This page is intended to help both practitioners seeking to understand the architecture and data flow of the hosted dbt Cloud product.
Application Data Flows
The dbt Cloud application is comprised of a set of static components, as well as a set of dynamic components. The static components are constantly running to serve highly available dbt Cloud functionality, for example, the dbt Cloud web application. The dynamic components are created just-in-time to fill background jobs or a user request to use the IDE. These components are enumerated below.
Static Application Components
- api gateway: The api gateway is the entrypoint for all client requests to dbt Cloud. The api gateway serves static content, and contains logic for routing requests within the dbt Cloud application.
- app: The app is the dbt Cloud application server. It consists of a Django application capable of serving dbt Cloud REST API requests.
- scheduler: The scheduler is a continuously running process that orchestrates background jobs in dbt Cloud. It consists of two components: the scheduler container which provisions dynamic resources just-in-time, and the background cleanup container which performs maintenance tasks on the dbt Cloud database, including flushing logs from dbt runs out into the object store.
Dynamic Application Components
- dbt run: A "run" in dbt Cloud represents a series of background invocations of dbt that are triggered either on a cron scheduler, manually by a user, or via dbt Cloud's API.
- dbt develop: This is a server capable of serving dbt IDE requests for a single user. dbt Cloud will create one of these for each user that is actively using the dbt IDE.
Application Critical Components
In addition to the application components, there are a few critical dependencies of the application components that are required in order for the dbt Cloud application to function.
- PostgreSQL database: dbt Cloud uses a PostgreSQL database as its backend. This can be a cloud-hosted database, for example, AWS RDS, Azure Database, Google Cloud SQL (recommended for production deployments); or, it can be embedded into the dbt Cloud Kubernetes appliance (not recommended for production deployments).
- Object Storage: dbt Cloud requires an S3-compatible Object Storage system for persisting run logs and artifacts.
- Storage Volumes: dbt Cloud requires a Kubernetes storage provider capable of creating dynamic persistent volumes that can be mounted to multiple containers in R/W mode.

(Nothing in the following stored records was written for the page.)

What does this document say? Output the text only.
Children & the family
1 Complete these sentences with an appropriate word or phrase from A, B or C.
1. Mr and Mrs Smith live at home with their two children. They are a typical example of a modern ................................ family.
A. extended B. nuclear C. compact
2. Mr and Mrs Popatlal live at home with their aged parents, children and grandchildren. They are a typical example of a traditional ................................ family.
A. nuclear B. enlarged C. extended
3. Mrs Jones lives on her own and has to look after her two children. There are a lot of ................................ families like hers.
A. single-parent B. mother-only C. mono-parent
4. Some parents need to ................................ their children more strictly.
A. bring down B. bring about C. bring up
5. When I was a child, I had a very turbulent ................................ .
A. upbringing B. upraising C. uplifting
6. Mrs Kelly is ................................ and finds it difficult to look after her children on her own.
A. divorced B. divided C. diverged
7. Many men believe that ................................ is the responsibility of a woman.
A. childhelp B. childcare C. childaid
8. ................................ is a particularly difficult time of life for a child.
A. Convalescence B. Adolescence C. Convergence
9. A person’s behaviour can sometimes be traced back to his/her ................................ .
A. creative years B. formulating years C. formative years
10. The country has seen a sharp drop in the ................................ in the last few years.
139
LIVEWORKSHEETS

Data Warehouse Interaction
dbt Cloud's primary role is as a data processor, not a data store. The dbt Cloud application enables users to dispatch SQL to the warehouse for transformation purposes. However, it is possible for users to dispatch SQL that returns customer data into the dbt Cloud application. This data is never persisted and will only exist in memory on the instance in question. In order to properly lock down customer data, it is critical that proper data warehouse permissioning is applied to prevent improper access or storage of sensitive data.
The following two sections describe the network architectures for dbt Cloud deployments. Hosted deployments leverage AWS infrastructure.
Hosted Network Architecture
The following diagram shows the network architecture for the hosted Multi Tenant and Single Tenant deployment types. While many of the specifications differ between the Multi Tenant and Single Tenant offerings the basic types of components illustrated below are mostly the same. Read below for more information on each of the components and how they might differ between the two deployment models.
- VPC: In both hosted deployments, the dbt Cloud application infrastructure lives in an AWS VPC managed by dbt Labs. One of the key differences between the Production and Single Tenant deployment is that the Single Tenant deployment provides a dedicated VPC for a single customer.
- EKS: Hosted environments leverage AWS Elastic Kubernetes Service to manage dbt Cloud application resources. EKS provides a high degree of reliability and scalability for the dbt Cloud application.
- CLB: One or more AWS Classic Load Balancers living in a public subnet are leveraged in the hosted deployment environments to distribute incoming traffic across multple EC2 instances in the EKS cluster.
- EC2: The hosted dbt Cloud deployments leverage a cluster of AWS EC2 worker nodes to run the dbt Cloud application.
- EBS: In order to store application data, dbt Cloud leverages AWS Elastic Block Store mounted to the EC2 instances described above.
- EFS: An AWS Elastic File System is provisioned for hosted deployments to store and manage local files from the dbt Cloud IDE.
- S3: AWS Simple Storage Service (S3) is used to store dbt Cloud application logs and artifacts (such as those generated from dbt job runs).
- RDS: The hosted dbt Cloud application leverages AWS Postgres RDS to store application information such as accounts, users, environments, etc. Note that as explained in the Data Warehouse Interaction section above, no data from an associated warehouse is ever stored in this database.